I don't think that Ann Coulter or Rush Limbaugh have got him running scared.

Or Christopher Chambers, either. :)

The difference between Barack Obama and Hillary Clinton is primarily mastery of rhetoric and charismatic appeal (Hillary has neither to a measurable degree, except with NOW). The separation between the two on most issues is pretty thin. They are both disciples of Saul Alinksy, to some degree. Make of that what you will.

-David  

By Blogger Assistant Village Idiot, at Tue Feb 19, 05:44:00 PM:

OTR, those aren't your principles talking. That claim from some on the right is a self-deception. Either that, or it sets a standard by which you would never vote if you lived in any other country, and would vote only once or twice a lifetime in America.

I urge you to contemplate what you would do if you were voting in a typical election in Romania, Brazil, or Finland - or even UK or Germany.  

By Anonymous Anonymous, at Tue Feb 19, 06:30:00 PM:

As a Virginian the word I hear is that our Democratic Senator Jim Webb thinks McCain is a senile loon. He is an Obama supporter (secretly) because he thinks a President Obama will make Secretary of Defense. Politics is indeed a sick game.  

By Blogger Georg Felis, at Tue Feb 19, 06:59:00 PM:

Very good post and comment thread guys. I (and several thousand Conservatives) would do well to take this to heart. Leaders do not say “Lose Big Because It Is Important.”

Hillary and Obama are well on the way to buying perpetual power thru class, race and gender warfare, not by playing to lose. My view of McCain is now focused on the 70% of things I agree with him in contrast to the 90% of things I disagree with the modern Dem party about (such as my wallet and who it belongs to).
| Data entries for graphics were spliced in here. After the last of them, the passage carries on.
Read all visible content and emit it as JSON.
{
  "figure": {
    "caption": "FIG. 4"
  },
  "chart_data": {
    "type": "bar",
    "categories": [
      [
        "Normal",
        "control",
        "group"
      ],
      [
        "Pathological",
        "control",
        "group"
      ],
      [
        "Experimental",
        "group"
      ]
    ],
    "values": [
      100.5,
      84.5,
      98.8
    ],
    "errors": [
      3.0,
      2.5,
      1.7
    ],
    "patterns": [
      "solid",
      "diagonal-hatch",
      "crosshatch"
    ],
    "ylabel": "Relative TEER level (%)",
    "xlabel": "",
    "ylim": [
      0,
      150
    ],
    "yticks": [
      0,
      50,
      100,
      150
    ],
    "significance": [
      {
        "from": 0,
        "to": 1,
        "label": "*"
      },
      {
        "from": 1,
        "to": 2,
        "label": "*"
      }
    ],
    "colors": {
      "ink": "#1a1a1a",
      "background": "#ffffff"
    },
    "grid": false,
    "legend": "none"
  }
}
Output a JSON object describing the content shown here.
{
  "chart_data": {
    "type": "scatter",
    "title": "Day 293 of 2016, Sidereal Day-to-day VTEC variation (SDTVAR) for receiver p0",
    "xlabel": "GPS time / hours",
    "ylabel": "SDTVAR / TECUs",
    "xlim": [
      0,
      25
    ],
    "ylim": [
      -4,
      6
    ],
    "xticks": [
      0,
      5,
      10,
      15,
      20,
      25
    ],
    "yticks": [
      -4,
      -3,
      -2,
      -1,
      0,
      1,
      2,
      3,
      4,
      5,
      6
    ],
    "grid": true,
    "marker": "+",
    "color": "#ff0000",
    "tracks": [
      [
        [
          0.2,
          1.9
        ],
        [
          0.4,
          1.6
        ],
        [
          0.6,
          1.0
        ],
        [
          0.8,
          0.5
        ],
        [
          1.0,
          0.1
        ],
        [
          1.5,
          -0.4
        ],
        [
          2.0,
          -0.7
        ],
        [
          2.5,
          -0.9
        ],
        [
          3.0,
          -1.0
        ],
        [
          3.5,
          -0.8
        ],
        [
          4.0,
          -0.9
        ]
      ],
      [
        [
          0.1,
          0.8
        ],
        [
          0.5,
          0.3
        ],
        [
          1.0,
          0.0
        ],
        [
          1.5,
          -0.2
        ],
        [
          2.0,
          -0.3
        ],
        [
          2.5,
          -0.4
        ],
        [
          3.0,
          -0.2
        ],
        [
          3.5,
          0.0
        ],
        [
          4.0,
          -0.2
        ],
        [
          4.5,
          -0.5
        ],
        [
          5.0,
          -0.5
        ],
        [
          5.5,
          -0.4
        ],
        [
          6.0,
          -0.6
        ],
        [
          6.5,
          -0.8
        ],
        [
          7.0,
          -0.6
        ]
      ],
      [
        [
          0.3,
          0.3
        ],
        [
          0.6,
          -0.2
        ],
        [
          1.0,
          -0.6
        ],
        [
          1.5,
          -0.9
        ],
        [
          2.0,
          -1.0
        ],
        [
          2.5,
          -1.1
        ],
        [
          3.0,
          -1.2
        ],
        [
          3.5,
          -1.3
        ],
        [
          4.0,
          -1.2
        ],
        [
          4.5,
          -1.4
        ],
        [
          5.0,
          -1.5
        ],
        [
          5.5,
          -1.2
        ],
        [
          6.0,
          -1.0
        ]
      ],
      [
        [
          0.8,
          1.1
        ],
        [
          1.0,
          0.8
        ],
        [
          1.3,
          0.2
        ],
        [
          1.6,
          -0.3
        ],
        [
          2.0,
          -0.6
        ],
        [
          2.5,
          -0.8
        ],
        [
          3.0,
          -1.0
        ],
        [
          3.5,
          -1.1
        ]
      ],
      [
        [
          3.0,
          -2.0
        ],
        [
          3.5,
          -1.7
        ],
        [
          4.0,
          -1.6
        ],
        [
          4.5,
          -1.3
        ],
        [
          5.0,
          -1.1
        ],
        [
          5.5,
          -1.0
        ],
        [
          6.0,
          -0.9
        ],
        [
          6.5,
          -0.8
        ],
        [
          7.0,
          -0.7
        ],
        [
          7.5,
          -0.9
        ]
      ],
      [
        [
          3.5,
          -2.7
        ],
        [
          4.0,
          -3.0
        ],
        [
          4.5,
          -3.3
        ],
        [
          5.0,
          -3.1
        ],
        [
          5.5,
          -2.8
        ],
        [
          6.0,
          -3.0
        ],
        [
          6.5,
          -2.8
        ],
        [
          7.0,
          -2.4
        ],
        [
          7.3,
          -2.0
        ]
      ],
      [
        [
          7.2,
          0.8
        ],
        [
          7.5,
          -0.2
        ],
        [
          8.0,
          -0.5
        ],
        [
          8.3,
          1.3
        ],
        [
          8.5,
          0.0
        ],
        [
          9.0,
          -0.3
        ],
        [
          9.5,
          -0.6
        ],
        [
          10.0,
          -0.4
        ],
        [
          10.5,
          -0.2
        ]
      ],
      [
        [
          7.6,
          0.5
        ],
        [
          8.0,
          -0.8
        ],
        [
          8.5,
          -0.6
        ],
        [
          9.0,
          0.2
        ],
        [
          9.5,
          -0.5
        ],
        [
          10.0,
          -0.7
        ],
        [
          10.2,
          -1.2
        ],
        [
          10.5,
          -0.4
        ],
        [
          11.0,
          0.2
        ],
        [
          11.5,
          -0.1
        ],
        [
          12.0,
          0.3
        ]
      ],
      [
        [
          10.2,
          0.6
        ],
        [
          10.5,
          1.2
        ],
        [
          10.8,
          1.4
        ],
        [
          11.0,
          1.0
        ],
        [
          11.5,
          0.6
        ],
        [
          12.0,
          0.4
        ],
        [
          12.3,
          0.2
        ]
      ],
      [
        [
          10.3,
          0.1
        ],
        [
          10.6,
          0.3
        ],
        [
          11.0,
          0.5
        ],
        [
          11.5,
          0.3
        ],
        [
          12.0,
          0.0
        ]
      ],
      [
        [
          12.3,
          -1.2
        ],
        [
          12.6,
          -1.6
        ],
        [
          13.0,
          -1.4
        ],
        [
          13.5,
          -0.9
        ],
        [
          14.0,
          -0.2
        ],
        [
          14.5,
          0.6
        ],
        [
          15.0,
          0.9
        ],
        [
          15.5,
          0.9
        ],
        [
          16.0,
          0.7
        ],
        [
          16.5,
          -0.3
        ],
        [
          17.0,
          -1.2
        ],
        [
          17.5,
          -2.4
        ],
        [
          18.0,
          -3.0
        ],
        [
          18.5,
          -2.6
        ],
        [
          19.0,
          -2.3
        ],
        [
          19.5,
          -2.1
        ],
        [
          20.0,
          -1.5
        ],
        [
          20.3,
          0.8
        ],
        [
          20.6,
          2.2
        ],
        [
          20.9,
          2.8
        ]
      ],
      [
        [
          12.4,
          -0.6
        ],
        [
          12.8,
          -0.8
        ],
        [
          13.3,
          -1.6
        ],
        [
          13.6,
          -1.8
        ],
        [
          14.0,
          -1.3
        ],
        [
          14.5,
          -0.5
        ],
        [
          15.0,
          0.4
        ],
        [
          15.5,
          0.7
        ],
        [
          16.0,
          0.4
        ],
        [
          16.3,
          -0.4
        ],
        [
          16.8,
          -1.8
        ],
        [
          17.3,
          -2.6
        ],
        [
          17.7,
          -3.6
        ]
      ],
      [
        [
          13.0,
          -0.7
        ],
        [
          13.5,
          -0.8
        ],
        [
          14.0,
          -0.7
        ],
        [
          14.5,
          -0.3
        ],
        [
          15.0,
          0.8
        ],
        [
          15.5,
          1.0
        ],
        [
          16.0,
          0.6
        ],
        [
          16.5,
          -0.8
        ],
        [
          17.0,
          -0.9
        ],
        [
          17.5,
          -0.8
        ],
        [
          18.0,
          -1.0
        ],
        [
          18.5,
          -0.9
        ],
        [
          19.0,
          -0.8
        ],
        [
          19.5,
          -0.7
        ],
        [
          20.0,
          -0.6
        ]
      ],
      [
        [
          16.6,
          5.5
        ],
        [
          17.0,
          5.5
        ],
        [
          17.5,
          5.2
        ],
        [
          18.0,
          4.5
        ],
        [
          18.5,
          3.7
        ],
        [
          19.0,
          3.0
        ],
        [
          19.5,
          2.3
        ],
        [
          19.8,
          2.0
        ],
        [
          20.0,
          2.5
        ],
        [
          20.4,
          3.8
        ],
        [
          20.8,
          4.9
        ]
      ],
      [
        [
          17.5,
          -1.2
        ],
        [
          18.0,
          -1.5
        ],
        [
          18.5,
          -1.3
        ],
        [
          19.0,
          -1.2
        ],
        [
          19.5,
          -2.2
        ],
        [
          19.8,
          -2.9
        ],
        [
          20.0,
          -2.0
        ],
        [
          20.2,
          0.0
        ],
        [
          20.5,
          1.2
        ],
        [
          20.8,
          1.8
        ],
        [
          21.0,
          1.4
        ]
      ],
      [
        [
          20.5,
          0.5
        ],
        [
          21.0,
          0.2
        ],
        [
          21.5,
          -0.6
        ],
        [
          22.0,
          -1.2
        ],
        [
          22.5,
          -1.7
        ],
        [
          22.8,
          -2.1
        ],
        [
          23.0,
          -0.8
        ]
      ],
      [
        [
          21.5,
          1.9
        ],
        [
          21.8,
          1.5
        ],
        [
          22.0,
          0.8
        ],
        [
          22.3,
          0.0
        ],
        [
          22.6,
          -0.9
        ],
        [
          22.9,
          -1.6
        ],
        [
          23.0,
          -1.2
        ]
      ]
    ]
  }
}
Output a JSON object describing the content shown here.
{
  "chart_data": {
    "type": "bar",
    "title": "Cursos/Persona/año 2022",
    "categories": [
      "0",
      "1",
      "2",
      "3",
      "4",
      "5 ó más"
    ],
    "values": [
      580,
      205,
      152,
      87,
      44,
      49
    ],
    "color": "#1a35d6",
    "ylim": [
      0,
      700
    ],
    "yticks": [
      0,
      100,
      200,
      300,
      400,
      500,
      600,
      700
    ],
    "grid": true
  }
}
Conservatives main problem will be once McCain takes office and looks for a signature piece of legislation to pass which will be certain to go crosswise with the party base and cost a mint. Bush had No Child Left Behind. Reagan had TEFRA. Clinton had Welfare Reform. Perhaps we would be much better off with a President who did not go for Big Things That Are Capitalized, and stuck to “small ball”, and a constant set of guidelines given to the legislative branch on what he will Veto and on what grounds. Hmm, sounds a lot like W recently.